Model input is attached in model_input.txt

Model output: // TODO(" Ground_truth: navigationTarget<PhotoState, PhotoEffect, PhotoAction, PhotoViewModel>(

🐛 Describe the bug

I generted code using deepseek-ai/deepseek-coder-1.3b-base model with long context. I fix rather large max_model_len = 16600 and input sequence length is 16000, max_tokens = 100. In this case the generation is broken, does not correspond to ground truth at all (mainly generates "TODO"). The problem can be fixed by adding and setting other parameter max_seq_len_to_capture equal to max_model_len.
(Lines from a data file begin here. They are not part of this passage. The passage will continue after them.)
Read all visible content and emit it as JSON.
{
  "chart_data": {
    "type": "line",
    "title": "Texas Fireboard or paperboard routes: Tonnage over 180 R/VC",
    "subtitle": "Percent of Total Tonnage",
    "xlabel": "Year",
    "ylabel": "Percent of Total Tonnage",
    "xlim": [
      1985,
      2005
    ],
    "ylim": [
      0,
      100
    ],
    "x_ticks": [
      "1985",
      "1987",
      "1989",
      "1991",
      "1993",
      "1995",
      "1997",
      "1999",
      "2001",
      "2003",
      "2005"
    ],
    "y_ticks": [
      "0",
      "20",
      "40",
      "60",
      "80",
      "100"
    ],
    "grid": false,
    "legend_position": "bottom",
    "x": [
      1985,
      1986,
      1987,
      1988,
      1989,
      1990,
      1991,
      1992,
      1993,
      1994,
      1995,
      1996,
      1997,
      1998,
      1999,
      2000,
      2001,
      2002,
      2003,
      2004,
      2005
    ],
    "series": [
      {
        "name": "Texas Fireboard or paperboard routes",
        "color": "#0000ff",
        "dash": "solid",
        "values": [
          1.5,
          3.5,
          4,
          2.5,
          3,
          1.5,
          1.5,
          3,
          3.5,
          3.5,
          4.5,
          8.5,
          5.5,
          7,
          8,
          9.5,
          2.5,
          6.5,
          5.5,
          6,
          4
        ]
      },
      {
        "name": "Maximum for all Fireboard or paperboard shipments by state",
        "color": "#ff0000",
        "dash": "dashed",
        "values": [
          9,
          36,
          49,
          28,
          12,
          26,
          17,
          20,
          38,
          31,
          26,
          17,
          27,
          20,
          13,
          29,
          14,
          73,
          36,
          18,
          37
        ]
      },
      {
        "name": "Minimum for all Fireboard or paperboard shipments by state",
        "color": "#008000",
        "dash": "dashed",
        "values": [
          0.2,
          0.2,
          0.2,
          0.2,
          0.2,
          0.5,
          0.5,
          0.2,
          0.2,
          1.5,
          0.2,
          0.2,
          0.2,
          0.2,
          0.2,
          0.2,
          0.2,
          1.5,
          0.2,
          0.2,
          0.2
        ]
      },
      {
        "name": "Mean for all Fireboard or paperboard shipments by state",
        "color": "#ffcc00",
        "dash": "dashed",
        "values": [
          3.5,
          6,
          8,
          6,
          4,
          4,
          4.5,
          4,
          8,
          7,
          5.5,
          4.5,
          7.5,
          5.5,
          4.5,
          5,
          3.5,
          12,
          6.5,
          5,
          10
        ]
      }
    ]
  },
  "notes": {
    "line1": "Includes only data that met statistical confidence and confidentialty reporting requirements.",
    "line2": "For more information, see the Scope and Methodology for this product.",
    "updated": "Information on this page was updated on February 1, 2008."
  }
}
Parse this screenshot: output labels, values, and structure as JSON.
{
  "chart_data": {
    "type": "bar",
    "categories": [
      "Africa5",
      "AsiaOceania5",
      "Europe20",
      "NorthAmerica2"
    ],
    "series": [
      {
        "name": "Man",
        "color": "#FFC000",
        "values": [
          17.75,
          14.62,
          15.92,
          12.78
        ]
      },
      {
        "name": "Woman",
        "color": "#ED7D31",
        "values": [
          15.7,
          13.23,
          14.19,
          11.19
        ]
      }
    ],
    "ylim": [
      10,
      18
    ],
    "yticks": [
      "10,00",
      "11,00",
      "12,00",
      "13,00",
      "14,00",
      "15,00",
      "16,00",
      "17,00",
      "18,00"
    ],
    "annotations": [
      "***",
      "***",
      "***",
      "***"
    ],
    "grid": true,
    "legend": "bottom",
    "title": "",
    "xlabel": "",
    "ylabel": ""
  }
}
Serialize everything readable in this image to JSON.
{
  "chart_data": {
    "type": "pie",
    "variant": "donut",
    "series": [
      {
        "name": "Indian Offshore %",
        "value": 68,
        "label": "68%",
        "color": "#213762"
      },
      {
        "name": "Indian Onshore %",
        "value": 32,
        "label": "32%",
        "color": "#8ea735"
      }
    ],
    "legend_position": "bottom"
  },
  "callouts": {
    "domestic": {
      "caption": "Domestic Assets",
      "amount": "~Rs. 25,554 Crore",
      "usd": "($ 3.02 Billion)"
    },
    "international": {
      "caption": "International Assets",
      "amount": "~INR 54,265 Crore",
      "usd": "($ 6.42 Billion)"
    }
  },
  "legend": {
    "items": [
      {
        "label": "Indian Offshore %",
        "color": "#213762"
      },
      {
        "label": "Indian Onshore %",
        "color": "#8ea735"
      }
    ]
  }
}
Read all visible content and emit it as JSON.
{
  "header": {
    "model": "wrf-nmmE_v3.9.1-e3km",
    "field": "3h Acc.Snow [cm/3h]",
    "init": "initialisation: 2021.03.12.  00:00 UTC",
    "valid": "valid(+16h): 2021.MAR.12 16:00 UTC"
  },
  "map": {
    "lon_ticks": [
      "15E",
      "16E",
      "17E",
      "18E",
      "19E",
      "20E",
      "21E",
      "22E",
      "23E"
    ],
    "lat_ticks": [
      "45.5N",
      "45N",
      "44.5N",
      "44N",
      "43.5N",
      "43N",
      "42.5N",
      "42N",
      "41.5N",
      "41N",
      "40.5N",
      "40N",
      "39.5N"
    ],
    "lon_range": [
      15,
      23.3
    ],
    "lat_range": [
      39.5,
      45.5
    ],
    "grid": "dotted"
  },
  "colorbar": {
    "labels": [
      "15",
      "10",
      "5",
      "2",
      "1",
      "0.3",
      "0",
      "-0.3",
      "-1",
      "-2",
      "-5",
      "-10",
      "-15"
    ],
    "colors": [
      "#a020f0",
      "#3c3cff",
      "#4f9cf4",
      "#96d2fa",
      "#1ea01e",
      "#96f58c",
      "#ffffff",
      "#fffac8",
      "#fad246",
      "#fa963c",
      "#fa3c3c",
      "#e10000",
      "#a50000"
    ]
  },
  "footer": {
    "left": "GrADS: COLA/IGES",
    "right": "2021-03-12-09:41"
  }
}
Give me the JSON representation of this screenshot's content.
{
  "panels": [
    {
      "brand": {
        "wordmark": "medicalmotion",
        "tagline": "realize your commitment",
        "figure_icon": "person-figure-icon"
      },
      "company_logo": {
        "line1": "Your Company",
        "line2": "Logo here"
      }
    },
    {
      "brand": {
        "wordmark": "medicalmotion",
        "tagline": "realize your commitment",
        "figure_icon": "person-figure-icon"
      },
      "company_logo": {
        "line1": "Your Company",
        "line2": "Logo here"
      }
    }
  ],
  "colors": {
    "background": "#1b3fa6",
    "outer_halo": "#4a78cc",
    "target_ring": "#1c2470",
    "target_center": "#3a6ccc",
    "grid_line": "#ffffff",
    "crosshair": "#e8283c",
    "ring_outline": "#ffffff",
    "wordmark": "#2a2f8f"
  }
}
There is no this issue if the context length is smaller - less than 8000 tokens.

I use the following arguments:

from vllm import LLM

    generation_engine = LLM(
        hf_model_path=deepseek-ai/deepseek-coder-1.3b-base,
        max_model_len=16600,
    )
   sampling_params = SamplingParams(
        temperature: 0.0
        max_tokens: 100
        min_tokens: 5
        stop: ["\n"])

I use version 0.6.3. GPU - single RTX 4090 (24Gb)

Is it a bug or I am using it wrong?

Before submitting a new issue...

Whadup commented 3 weeks ago

working for "less than 8000 tokens" is a consequence of the default value of max_seq_len_to_capture of 8192.